さらに、口から十分な量を食べることが難しくなった人にも、食の楽しみをゼロにする必要はありません。嚥下障害(食べ物や唾液を安全に飲み込むことが難しい状態)があれば、舐めることさえ必ず安全とは限らず、専門職による個別の判断が必要です。それでも、焼き魚の香り、椎茸の出汁、生姜醤油、焼き茄子、ほうじ茶、桃、柿など、その人が長い人生で好きになった味まで忘れたことにはならないでしょう。

食べられなくなったから、柔らかい物だけ。飲み込みにくくなったから、決まった味だけ。そんなふうに安全対策と一緒に食の記憶まで小さくしてしまったら、少し寂しいものがあります。口へ入れることが医学的に許されるなら、その人に合う形へ変えて味を届ける。口からの摂取が難しい日にも、好きだった料理の香りや食卓の雰囲気を大切にする…もちろん、匂いでも唾液に繋がるので難しいところです。
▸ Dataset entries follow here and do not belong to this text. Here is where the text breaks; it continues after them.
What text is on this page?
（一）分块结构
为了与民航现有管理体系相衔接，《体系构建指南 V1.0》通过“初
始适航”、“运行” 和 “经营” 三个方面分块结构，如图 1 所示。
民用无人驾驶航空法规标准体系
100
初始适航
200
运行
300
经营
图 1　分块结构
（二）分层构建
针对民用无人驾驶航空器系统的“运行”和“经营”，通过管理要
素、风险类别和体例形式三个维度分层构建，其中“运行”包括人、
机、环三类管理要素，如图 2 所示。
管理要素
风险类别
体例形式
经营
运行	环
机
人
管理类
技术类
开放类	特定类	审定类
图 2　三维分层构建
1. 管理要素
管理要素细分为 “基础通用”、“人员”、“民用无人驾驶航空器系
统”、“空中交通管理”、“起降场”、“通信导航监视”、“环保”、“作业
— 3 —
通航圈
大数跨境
噛めることも、飲み込めることも大切ですが、「美味しい」と感じる世界は、それだけで出来ているわけではありません。

赤ちゃんにも高齢者にも、その人なりの味わい方があります。ペロッと感じる程度かもしれない、香りだけの日もあるかもしれない、出汁へ溶けた旨味を一口だけ楽しめる日もあるかもしれない。食べる力は十人十色です。それなら料理の側が歩み寄れば良い。何でもミキサーへ入れて同じ色、同じ香りにするのではなく、「この人は何が好きだった?」から考える食卓があっても良いはずです。

乾燥機の前で待つ時間も、出来上がった1枚を家族で味見する時間も、戻した乾物が鍋の中で膨らむ時間も、全部ひっくるめてご馳走です。「長く保存できたから成功」ではなく、「変わった味が出来た」「子どもが笑った」「おばあちゃんがこの香り好きだったな」と次の一皿へ繋がれば十分。乾物なのに翌日に食べ切ってしまった?それは保存食としては忙し過ぎますが、家庭のご馳走としては大成功でしょう。
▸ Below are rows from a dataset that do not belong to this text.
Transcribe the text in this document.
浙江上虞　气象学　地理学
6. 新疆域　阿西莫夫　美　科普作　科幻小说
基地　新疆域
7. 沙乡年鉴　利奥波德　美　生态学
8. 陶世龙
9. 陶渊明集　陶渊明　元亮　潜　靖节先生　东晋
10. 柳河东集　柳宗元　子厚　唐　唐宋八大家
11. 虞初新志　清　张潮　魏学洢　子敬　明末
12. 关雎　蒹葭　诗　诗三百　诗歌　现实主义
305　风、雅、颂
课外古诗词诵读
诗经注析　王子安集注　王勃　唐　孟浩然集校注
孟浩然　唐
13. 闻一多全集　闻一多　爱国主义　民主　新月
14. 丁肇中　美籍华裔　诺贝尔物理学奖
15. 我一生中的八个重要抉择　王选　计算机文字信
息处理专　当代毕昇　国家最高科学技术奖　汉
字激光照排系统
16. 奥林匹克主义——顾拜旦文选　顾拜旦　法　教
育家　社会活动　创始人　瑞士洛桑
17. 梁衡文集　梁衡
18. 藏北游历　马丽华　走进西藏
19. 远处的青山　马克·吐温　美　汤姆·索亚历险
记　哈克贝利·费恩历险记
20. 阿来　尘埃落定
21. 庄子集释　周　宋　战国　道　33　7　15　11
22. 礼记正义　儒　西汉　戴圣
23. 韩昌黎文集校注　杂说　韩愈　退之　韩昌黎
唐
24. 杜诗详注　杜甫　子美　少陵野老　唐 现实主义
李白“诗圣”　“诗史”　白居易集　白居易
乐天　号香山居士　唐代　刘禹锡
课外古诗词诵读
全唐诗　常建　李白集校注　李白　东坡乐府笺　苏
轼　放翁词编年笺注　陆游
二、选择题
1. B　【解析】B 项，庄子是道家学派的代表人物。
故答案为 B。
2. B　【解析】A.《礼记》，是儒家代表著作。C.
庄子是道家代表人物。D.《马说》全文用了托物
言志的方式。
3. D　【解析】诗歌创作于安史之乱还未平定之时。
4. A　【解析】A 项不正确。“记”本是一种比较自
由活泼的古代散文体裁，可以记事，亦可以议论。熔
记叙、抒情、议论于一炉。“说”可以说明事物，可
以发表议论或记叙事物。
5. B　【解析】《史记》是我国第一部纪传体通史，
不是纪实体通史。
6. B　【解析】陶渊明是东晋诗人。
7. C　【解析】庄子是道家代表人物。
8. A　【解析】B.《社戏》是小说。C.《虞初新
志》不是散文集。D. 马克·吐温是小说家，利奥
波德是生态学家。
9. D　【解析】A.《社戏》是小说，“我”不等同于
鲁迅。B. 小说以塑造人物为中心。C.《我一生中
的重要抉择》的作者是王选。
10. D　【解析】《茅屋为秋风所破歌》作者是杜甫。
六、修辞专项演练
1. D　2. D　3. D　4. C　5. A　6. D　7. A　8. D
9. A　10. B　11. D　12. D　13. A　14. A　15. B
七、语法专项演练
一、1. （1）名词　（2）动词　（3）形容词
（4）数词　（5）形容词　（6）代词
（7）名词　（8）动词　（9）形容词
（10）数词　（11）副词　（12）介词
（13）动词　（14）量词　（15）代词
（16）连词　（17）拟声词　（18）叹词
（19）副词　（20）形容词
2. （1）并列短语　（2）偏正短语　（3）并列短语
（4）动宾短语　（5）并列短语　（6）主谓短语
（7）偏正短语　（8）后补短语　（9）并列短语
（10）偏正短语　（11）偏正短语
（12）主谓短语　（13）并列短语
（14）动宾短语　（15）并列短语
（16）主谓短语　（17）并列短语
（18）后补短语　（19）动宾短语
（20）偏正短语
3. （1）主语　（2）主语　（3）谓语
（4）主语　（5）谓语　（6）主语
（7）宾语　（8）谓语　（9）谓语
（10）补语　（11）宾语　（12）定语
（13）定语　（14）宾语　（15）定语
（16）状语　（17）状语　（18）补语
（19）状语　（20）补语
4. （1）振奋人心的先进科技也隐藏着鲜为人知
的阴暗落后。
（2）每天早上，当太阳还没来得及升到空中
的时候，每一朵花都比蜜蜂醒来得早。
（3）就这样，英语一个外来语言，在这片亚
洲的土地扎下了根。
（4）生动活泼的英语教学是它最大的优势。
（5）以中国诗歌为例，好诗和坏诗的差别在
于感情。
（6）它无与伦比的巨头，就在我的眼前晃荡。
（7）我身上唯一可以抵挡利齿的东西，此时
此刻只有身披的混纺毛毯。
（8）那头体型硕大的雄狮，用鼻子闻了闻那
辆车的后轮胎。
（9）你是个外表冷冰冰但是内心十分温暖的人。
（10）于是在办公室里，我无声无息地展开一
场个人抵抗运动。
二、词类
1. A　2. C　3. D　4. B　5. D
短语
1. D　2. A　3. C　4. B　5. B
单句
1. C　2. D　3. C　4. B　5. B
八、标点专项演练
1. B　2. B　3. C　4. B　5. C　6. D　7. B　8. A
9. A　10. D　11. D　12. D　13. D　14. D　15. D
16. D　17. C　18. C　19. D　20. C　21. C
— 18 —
冷蔵庫にいつもの食材があったら、少しだけ違う目で眺めてみてください。「焼くか?煮るか?」の横に、「乾かしてみるか?」が1つ増えるだけで、台所の味の世界はまだまだ深く遊べます。そして出来上がった味は、噛める人だけのものにしない。カミカミできる日も、出来なくなった日も、人生の食卓には好きな味が残っていて欲しいものです。